Queen Kelly (1932)
6/10
An ending would have been nice
10 February 2023
Erich von Stroheim was his own worst enemy. He was, reportedly, a sadist towards his actors (including Swanson), and a perfectionist in terms of his filmmaking so that he spent gobs of money that wasn't his to get details right that very, very few people would ever notice. This has worked against him so much that almost none of his films were taken by his producers or studios and cut heavily down to the point it becomes hard to figure out what he was trying to do because so much material is lost. Despite six of his films being "complete", really none of them are (maybe The Merry Widow, but probably not), and he honestly had no one else to blame other than himself. If he hadn't needed to exactly recreate Vienna in The Wedding March, maybe he could have saved enough money so that he wouldn't have been shut down after 9 months. Maybe he could have filmed everything he needed in nine months. If he hadn't been so mean to his actors, maybe Swanson would never have tried and successfully fired him from Queen Kelly. I bemoan that we have none of these "masterpieces" complete, but I don't blame MGM, Paramount, or Gloria Swanson for this. I blame Stroheim himself. He was an ass, and the rest of the world recognized it.

Anyway, Queen Kelly...

Prince Wolfram (Walter Byron) is the consort to the Queen Regina V (Seena Owen) of Kronberg, a central European country. She's a sex-fiend with unending appetites, and he's a sex-fiend who enjoys the company of lower women, especially when he pays them. He is due to marry her, but he's going to enjoy his final days of freedom no matter what, flagrantly showing off his independence no matter the cost. One day, on maneuvers with his regiment, he comes across a gaggle of nuns walking towards the convent and notices that one of them has their underpants around her ankles. This is Kitty Kelly (Swanson), and she takes the attention poorly, removing the underpants and throwing them at Wolfram who pockets the underpants in his saddlebag with a laugh. This is all kinds of shocking, and we get a delightful little scene (reminiscent of a similar one in The Wedding March) where Wolfram and Kelly communicate silently as they march side-by-side, leading to Wolfram giving back the underpants.
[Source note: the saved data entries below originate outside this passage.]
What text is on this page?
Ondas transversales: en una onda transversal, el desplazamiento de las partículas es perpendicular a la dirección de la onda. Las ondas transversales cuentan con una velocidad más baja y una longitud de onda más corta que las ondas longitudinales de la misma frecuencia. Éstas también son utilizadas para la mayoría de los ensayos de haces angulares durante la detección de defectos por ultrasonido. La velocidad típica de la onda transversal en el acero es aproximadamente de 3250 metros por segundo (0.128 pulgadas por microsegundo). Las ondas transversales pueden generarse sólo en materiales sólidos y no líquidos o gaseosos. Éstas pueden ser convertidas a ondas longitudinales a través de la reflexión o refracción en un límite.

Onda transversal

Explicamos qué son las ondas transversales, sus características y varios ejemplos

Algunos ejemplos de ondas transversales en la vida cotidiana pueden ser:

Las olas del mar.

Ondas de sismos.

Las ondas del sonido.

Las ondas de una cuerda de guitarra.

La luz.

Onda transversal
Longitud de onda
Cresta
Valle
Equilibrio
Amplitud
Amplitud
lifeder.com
He's smitten by this girl (another reminiscence of The Wedding March) and decides that he must see her again, so, of course, he decides to sneak into the convent and start a fire so that everyone flees and he can steal Kelly away without anyone noticing. The absurdity of the plan is really amusing, to be honest. He gets her out of the convent and into the palace where he seduces her (genuinely, it seems), only to be found out by Queen Regina. Kelly, distraught at the news that Wolfram is due to marry Regina, throws herself off the castle into the water below, and this is where the movie splits. The original version takes her to Africa where she goes to a brothel run by her aunt. The aunt (Florence Gibson) is dying, and a moneyman, Jan (Tully Marshall) hears about this new, innocent woman, shows up, and convinces her to marry him, literally over the aunt's corpse where Kelly has a vision of Wolfram right until she accepts the marriage. Then, the intertitles and couple of still images take over because, reportedly, Stroheim had Marshall spit tobacco on Swanson as a joke and Swanson was so believably angry that that's when she had Stroheim fired (the "dance hall" ending up a brothel helped none at all).

The second version takes her from the water through a handful of very quick scenes ending with Wolfram finding Kelly's dead body in the convent, reportedly a suicide. It's a very quick way to end the film without spending a whole lot of money, but, you know what? It's actually an ending. The first version doesn't really have an ending. I don't see how Kelly marrying a random, creepy, old guy is an ending in her story because, honestly, it's not. It's a random place where production was brought to a screeching halt and the producers decided to cut their losses.

I don't really think either version works well enough to be called good, though. I prefer the first because we at least get hints of the story that the first hour was working towards, even if it's in an absurdly truncated form, but the second actually feels like an ending to the story of the first hour, even if it's too short and wouldn't exactly be what I call a good ending. That first hour, though, is Stroheim at his playful height.

Stroheim wasn't known for short, efficient scenes. He let scenes play out as far as he could take them, and he filled them with as much amusing action as he could. The stuff around Kelly's undergarments is slightly absurd but somewhat delightful, especially the interplay between Swanson and Byron. The whole ploy to get Kelly out of the nunnery being a huge fire is just so audacious in the best and most irresponsibly silent traditions.

Queen Kelly is easily von Stroheim's least successful film, but there's still a lot to admire and even enjoy across the bulk of its running time. That's largely a testament to von Stroheim's strengths as a filmmaker. I just wish he was less antagonistic and extravagant so that, maybe, he could have actually finished a movie once.